One can think of two arguments why studying the neurobiology of decisions without reasons may actually be a more fruitful endeavor for understanding decision-making, one conceptual and one practical.
Conceptually, as long as we haven’t understood the whole process, we can never be sure how much choice any human or animal ever has in a given situation. We simply cannot know how coercive, ahem, compelling the reasons for the decision actually are. Practically, it is also not the most efficient way to just study one decision after another until one happens to stumble upon one where the ‘reasons’ aren’t really just competing stimuli eliciting responses where, ultimately, one wins in a very deterministic way. And even if one finds such a lucky situation, as is seems to be the case with photopreference in flies, even then the practical problem remains, that without complete knowledge of sensory processing, it is exceedingly difficult to know if one’s manipulations are actually affecting the decision-making process itself or just some aspect of sensory processing.

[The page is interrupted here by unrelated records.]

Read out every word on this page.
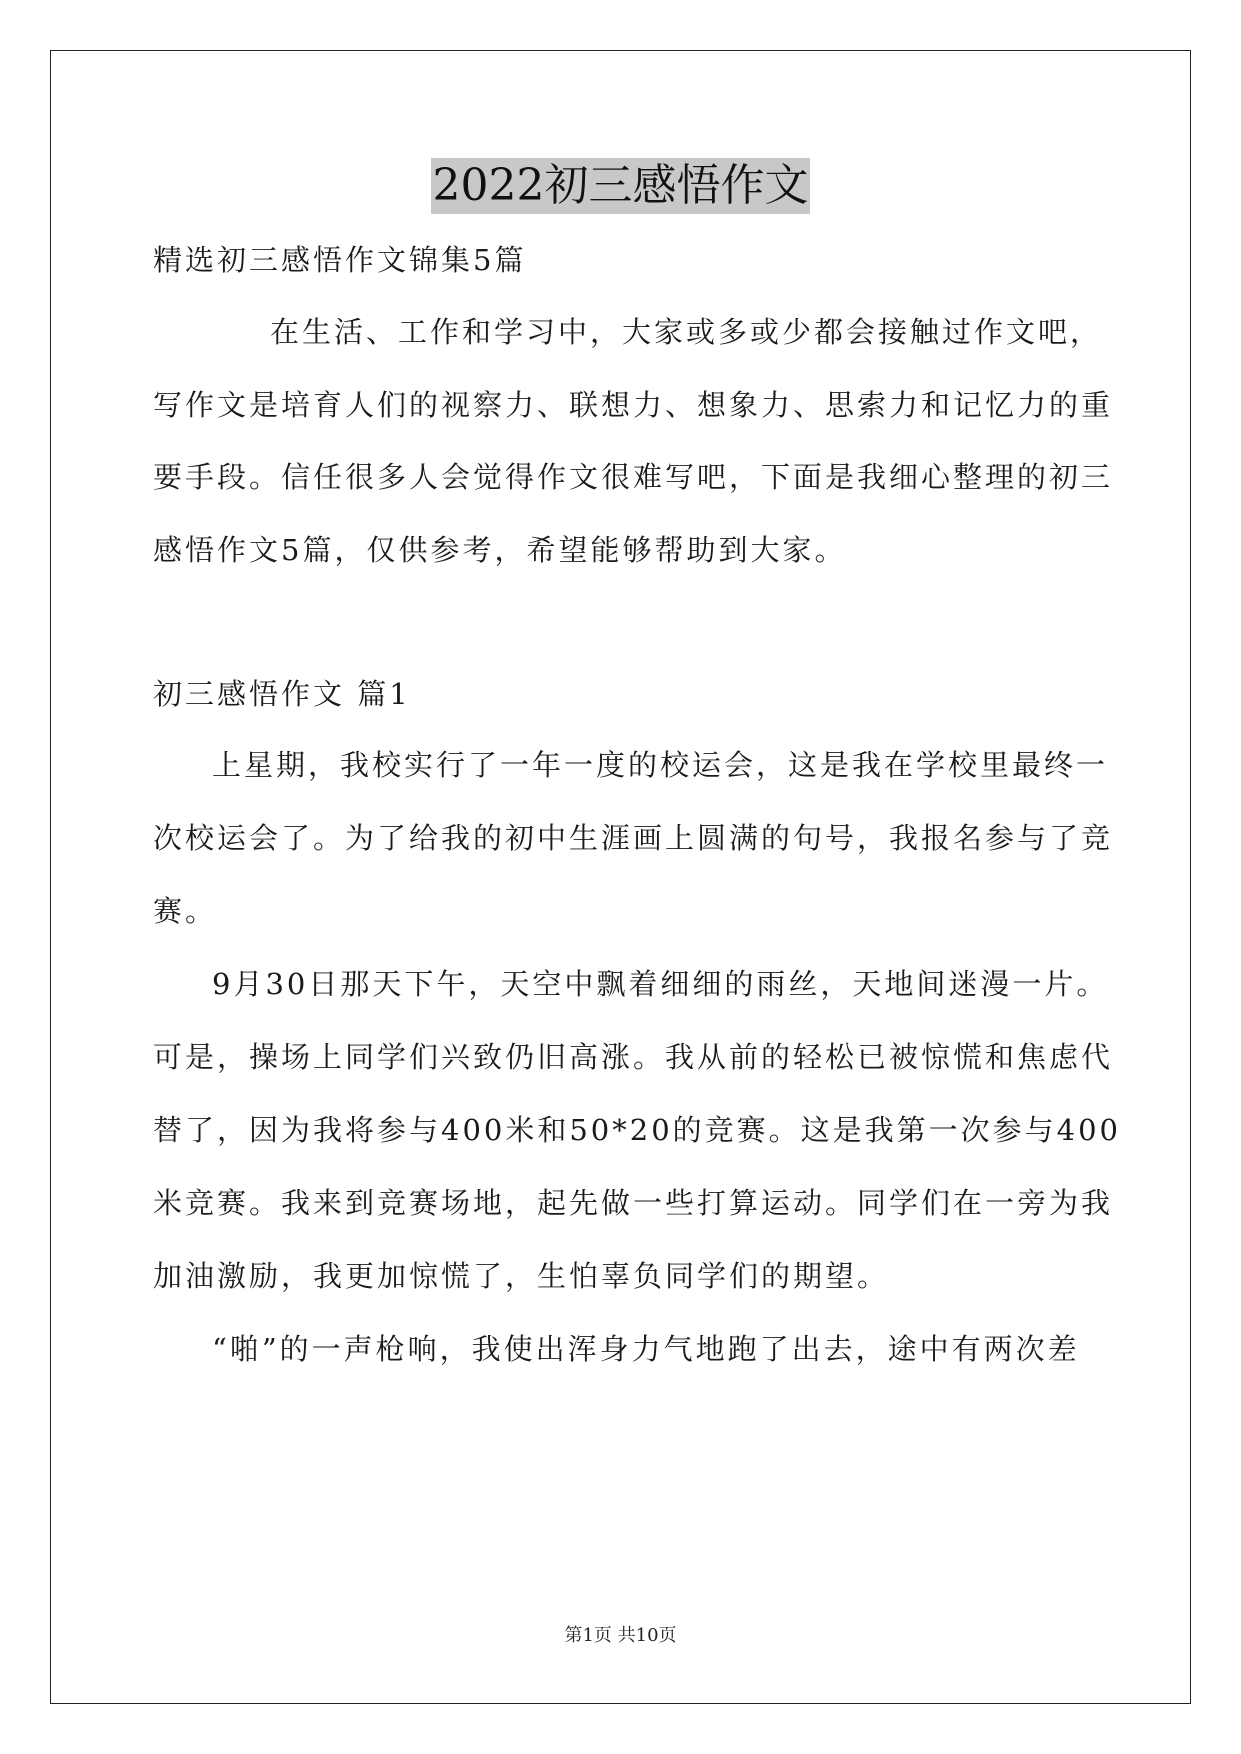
2022初三感悟作文
精选初三感悟作文锦集5篇
在生活、工作和学习中，大家或多或少都会接触过作文吧，
写作文是培育人们的视察力、联想力、想象力、思索力和记忆力的重
要手段。信任很多人会觉得作文很难写吧，下面是我细心整理的初三
感悟作文5篇，仅供参考，希望能够帮助到大家。
初三感悟作文 篇1
上星期，我校实行了一年一度的校运会，这是我在学校里最终一
次校运会了。为了给我的初中生涯画上圆满的句号，我报名参与了竞
赛。
9月30日那天下午，天空中飘着细细的雨丝，天地间迷漫一片。
可是，操场上同学们兴致仍旧高涨。我从前的轻松已被惊慌和焦虑代
替了，因为我将参与400米和50*20的竞赛。这是我第一次参与400
米竞赛。我来到竞赛场地，起先做一些打算运动。同学们在一旁为我
加油激励，我更加惊慌了，生怕辜负同学们的期望。
“啪”的一声枪响，我使出浑身力气地跑了出去，途中有两次差
第1页 共10页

A decision involves that there actually are at least two real options. In the animal examples above, it looks, to the observer of the behavior, like there were two such options, but once the neuronal mechanisms mediating the ‘choice’ have become clear, one of the options was gone. This is not the case when studying decisions that have no reasons at all. Under such circumstances, the decision is always 50-50. The outcome is, if the experiment is properly designed, unpredictable and happens exclusively in the animal and cannot be dictated by external stimuli. There are many such examples: isolated buccal ganglia of the sea slug Aplysia produce different motor programs in a petri dish, without any sensory organs. Analogously, isolated leech nervous systems start and stop producing swimming motor programs in the dish. Tethered fruit flies produce different flight maneuvers even if flying stationarily inside the center of a ping-pong ball. In these cases, there are no obvious, outwardly discernible ‘reasons’ for the animals/nervous systems to pick one behavior over another. The reasons for the decision come solely from within the animal itself. Conceptually, these situations appear much closer to what we call “decisions” and practically, they avoid the sensory confounds altogether.
These two kinds of decisions have traditionally been referred to as “picking” and “choosing” in a 1977 seminal paper by Ullmann-Margalit and Morgenbesser.
So what really is a decision and how do we study them in neuroscience? Picking or Choosing?
In human psychology, there is a distinction between “judgments” and “decisions” (i.e., the judgment and decision-making, JDM, framework):
‘Judgments’ refer to how individuals acquire and process information to arrive at an understanding of the situation or state of the world. ‘Decisions’ refer to the processes by which individuals use judgments to arrive at a course of action. In other words, individuals can vary in two main ways: how they ‘see’ the world, and what they decide to do about it.
It appears that the leech and fly work cited above merely concerns the “judgment” aspect of JDM, leaving the decision-making untouched. In this JDM framework, does it not seem wise for neuroscience experiments to circumvent the practical problems of judgments by studying decisions that happen in the absence or at least with equivalence of sensory stimuli?